Helmut (Hömal)

Das Springen über Tische und Bänke

Ich bin mit zwölf Jahren nach Wien gekommen, in ein katholisches Internat, weil es der Wunsch meiner frommen Mutter war, dass ich Priester werde. Ich habe es aber psychisch net derpackt.

Ich hab mich dort nie wohlgefühlt, habe schwere Zwänge entwickelt. Den ganzen Tag und in der Nacht bin ich herumgerast, über Tische und Bänke gesprungen. Man hat mich zwar zur Psychotherapie geschickt, aber das hat nix genützt, also habe ich dort aufhören müssen. So ging die Entwurzelung, damals.
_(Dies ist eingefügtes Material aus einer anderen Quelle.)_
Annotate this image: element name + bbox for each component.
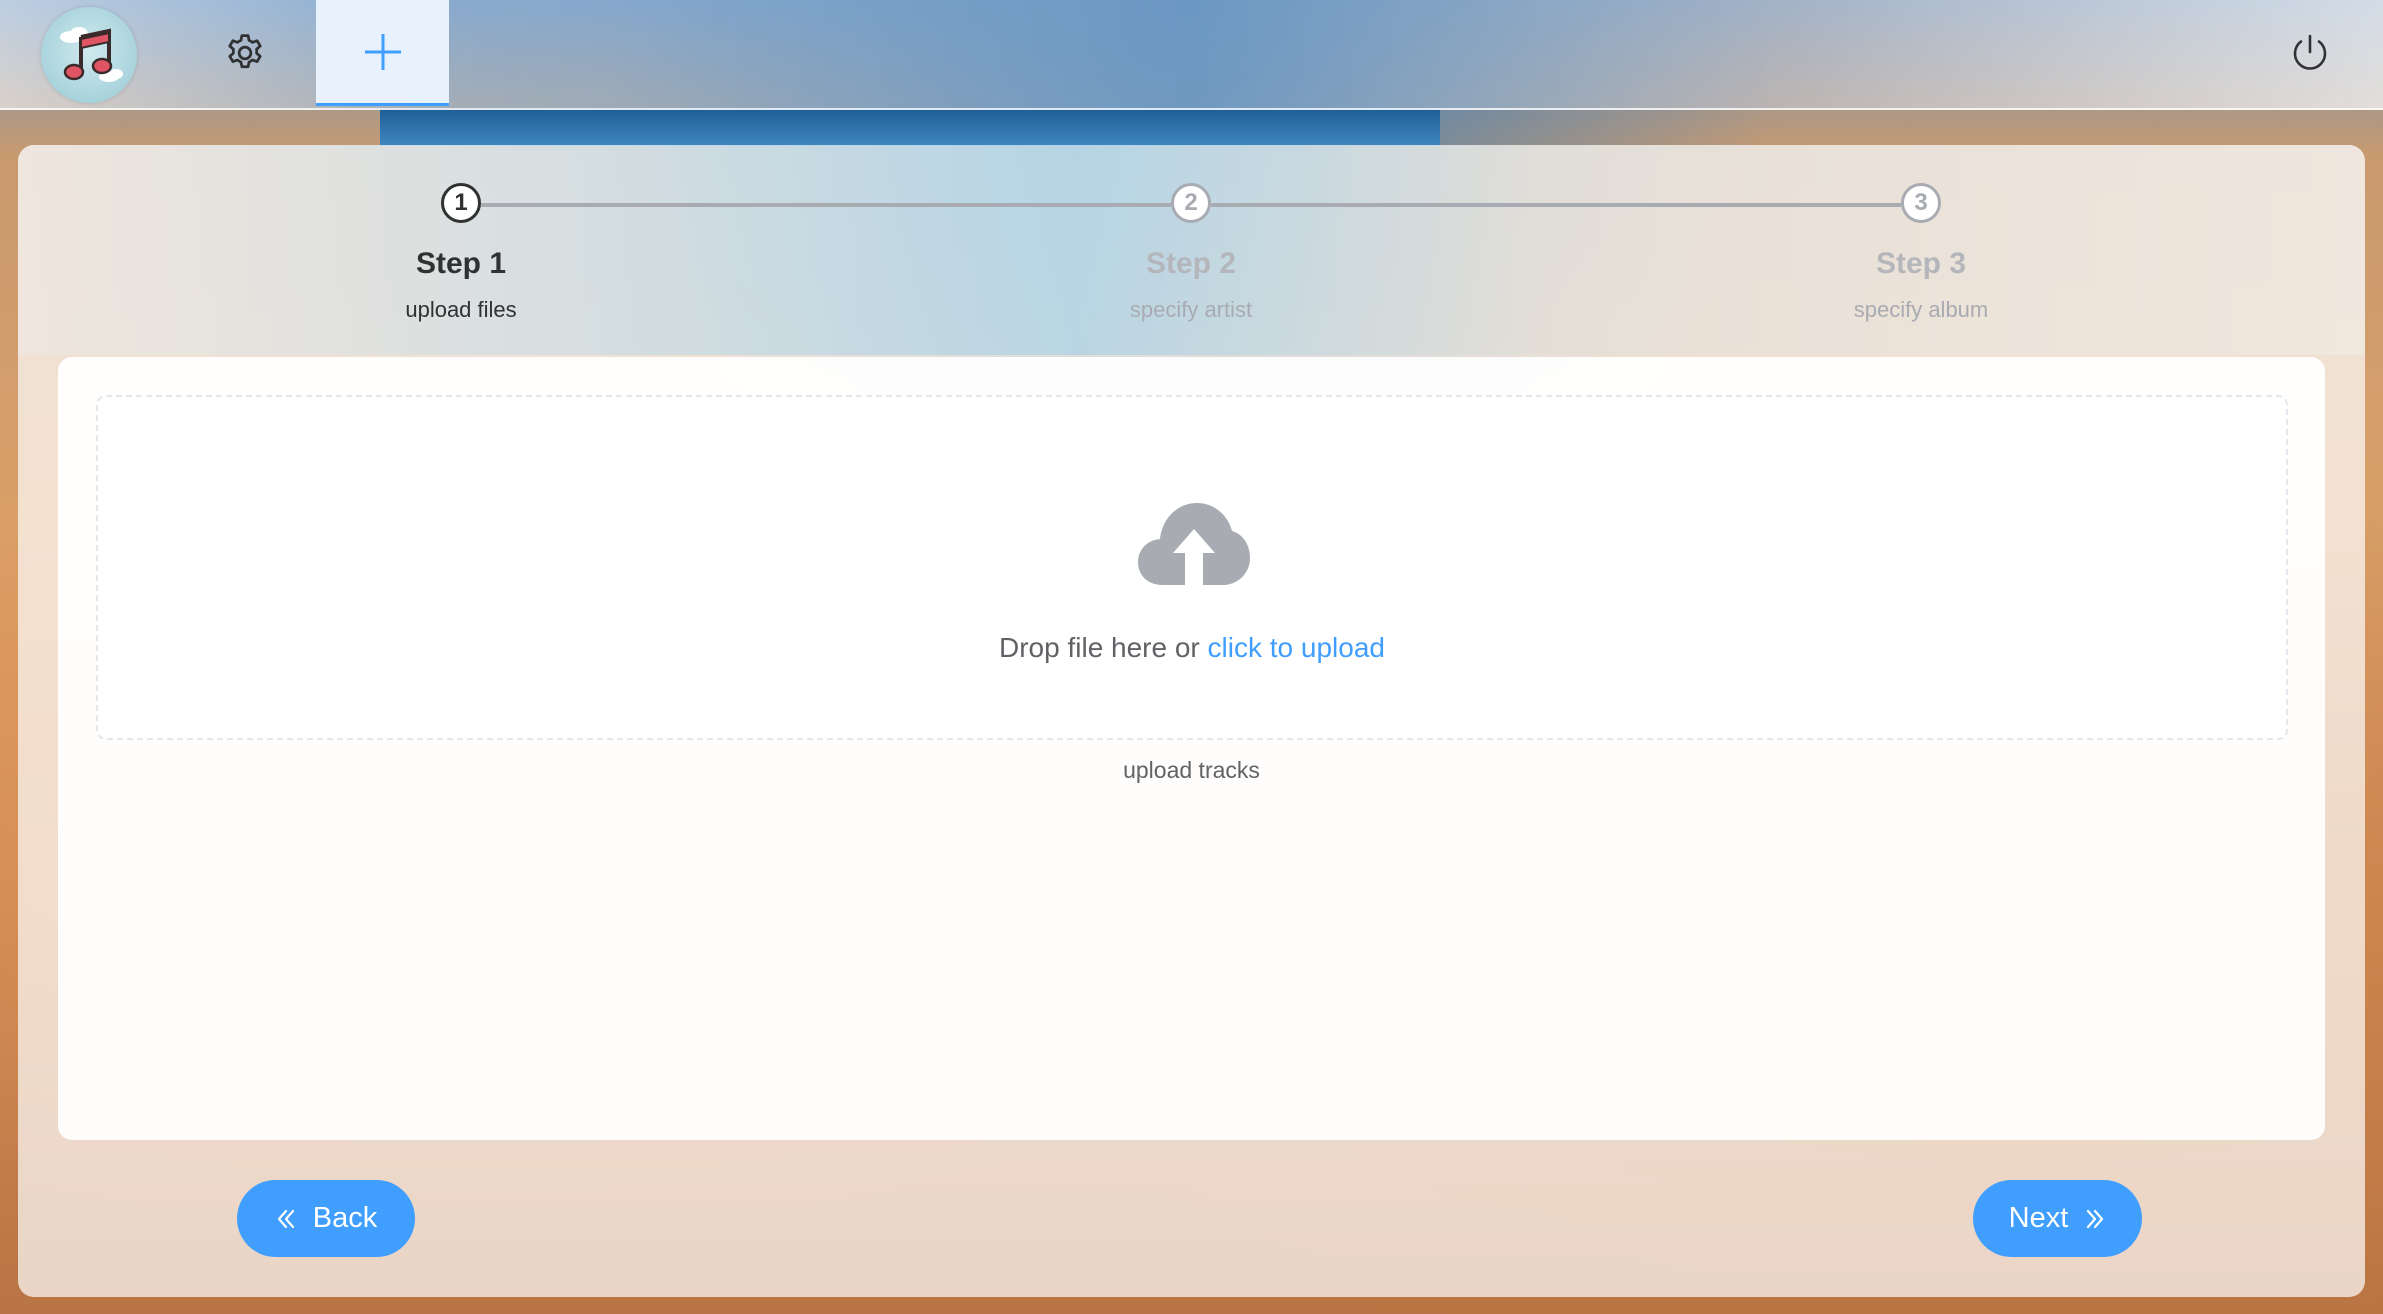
step-title: Step 2 — [1145, 247, 1237, 280]
double-chevron-right-icon — [2087, 1209, 2104, 1228]
upload-dropzone[interactable]: Drop file here or click to upload — [96, 395, 2288, 740]
settings-button[interactable] — [200, 0, 290, 106]
add-tracks-tab[interactable] — [316, 0, 449, 106]
step-number: 1 — [441, 183, 481, 223]
next-button[interactable]: Next — [1973, 1180, 2142, 1257]
back-button[interactable]: Back — [237, 1180, 415, 1257]
step-number: 2 — [1171, 183, 1211, 223]
step-3: 3 Step 3 specify album — [1801, 183, 2041, 323]
music-note-logo-icon — [60, 27, 123, 82]
step-connector-1 — [481, 203, 1171, 207]
next-button-label: Next — [2008, 1202, 2069, 1234]
gear-icon — [228, 34, 262, 69]
step-1: 1 Step 1 upload files — [341, 183, 581, 323]
double-chevron-left-icon — [277, 1209, 294, 1228]
step-description: specify artist — [1129, 297, 1253, 322]
drop-instructions: Drop file here or click to upload — [98, 632, 2286, 664]
logout-button[interactable] — [2270, 0, 2350, 106]
step-description: specify album — [1853, 297, 1989, 322]
step-2: 2 Step 2 specify artist — [1071, 183, 1311, 323]
top-navbar — [0, 0, 2383, 110]
step-description: upload files — [405, 297, 517, 322]
step-connector-2 — [1211, 203, 1901, 207]
cloud-upload-icon — [1138, 503, 1250, 585]
step-number: 3 — [1901, 183, 1941, 223]
drop-text: Drop file here or — [999, 632, 1208, 663]
power-icon — [2293, 34, 2327, 70]
app-logo[interactable] — [41, 7, 137, 103]
back-button-label: Back — [312, 1202, 378, 1234]
click-to-upload-link[interactable]: click to upload — [1208, 632, 1385, 663]
step-title: Step 1 — [415, 247, 507, 280]
background-sea — [380, 108, 1440, 146]
upload-card: Drop file here or click to upload upload… — [58, 357, 2325, 1140]
step-title: Step 3 — [1875, 247, 1967, 280]
plus-icon — [364, 33, 401, 70]
upload-tip: upload tracks — [1123, 757, 1260, 783]
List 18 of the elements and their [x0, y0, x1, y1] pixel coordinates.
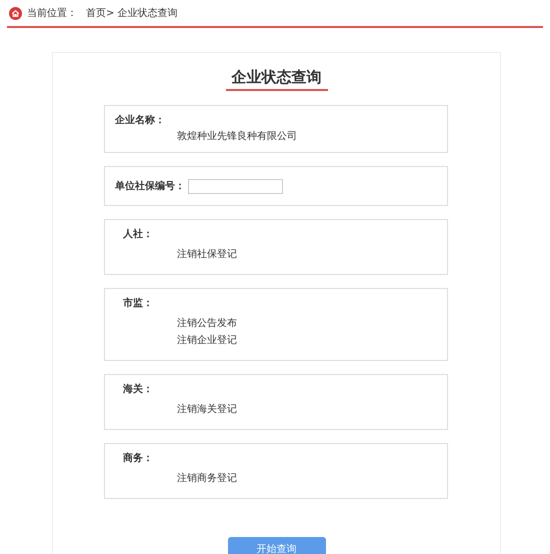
- status-text: 注销海关登记: [177, 402, 238, 416]
- section-label: 海关：: [123, 382, 154, 396]
- section-label: 商务：: [123, 451, 154, 465]
- section-label: 人社：: [123, 228, 154, 241]
- field-label: 单位社保编号：: [115, 180, 185, 193]
- section-label: 企业名称：: [115, 114, 166, 127]
- breadcrumb-path: 首页> 企业状态查询: [86, 6, 178, 20]
- page-title: 企业状态查询: [226, 67, 328, 91]
- home-icon: [9, 6, 22, 20]
- status-text: 注销企业登记: [177, 334, 238, 347]
- section-label: 市监：: [123, 296, 154, 310]
- input-field[interactable]: [188, 178, 283, 194]
- status-text: 敦煌种业先锋良种有限公司: [177, 130, 298, 143]
- breadcrumb-label: 当前位置：: [27, 6, 77, 20]
- query-button[interactable]: 开始查询: [228, 537, 326, 554]
- status-text: 注销社保登记: [177, 248, 238, 261]
- status-text: 注销公告发布: [177, 316, 238, 330]
- status-text: 注销商务登记: [177, 472, 238, 485]
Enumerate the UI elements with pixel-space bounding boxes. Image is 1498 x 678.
Von 1983 bis 1993 im Männerwohnheim der Heilsarmee habe ich so Sachen geschrieben, die mir eingefallen sind: kurze Geschichten, Tagebucheintragungen. Und eines Tages hat mich jemand darauf hingewiesen, dass es da so eine Zeitung gibt, die genau solche Sachen veröffentlicht. Das war Mitte der 1990er-Jahre, als mein Leben noch vom Alkohol geprägt war. Aber das ist jetzt lange her, und ich habe seit mehr als 21 Jahren keinen Tropfen mehr angerührt.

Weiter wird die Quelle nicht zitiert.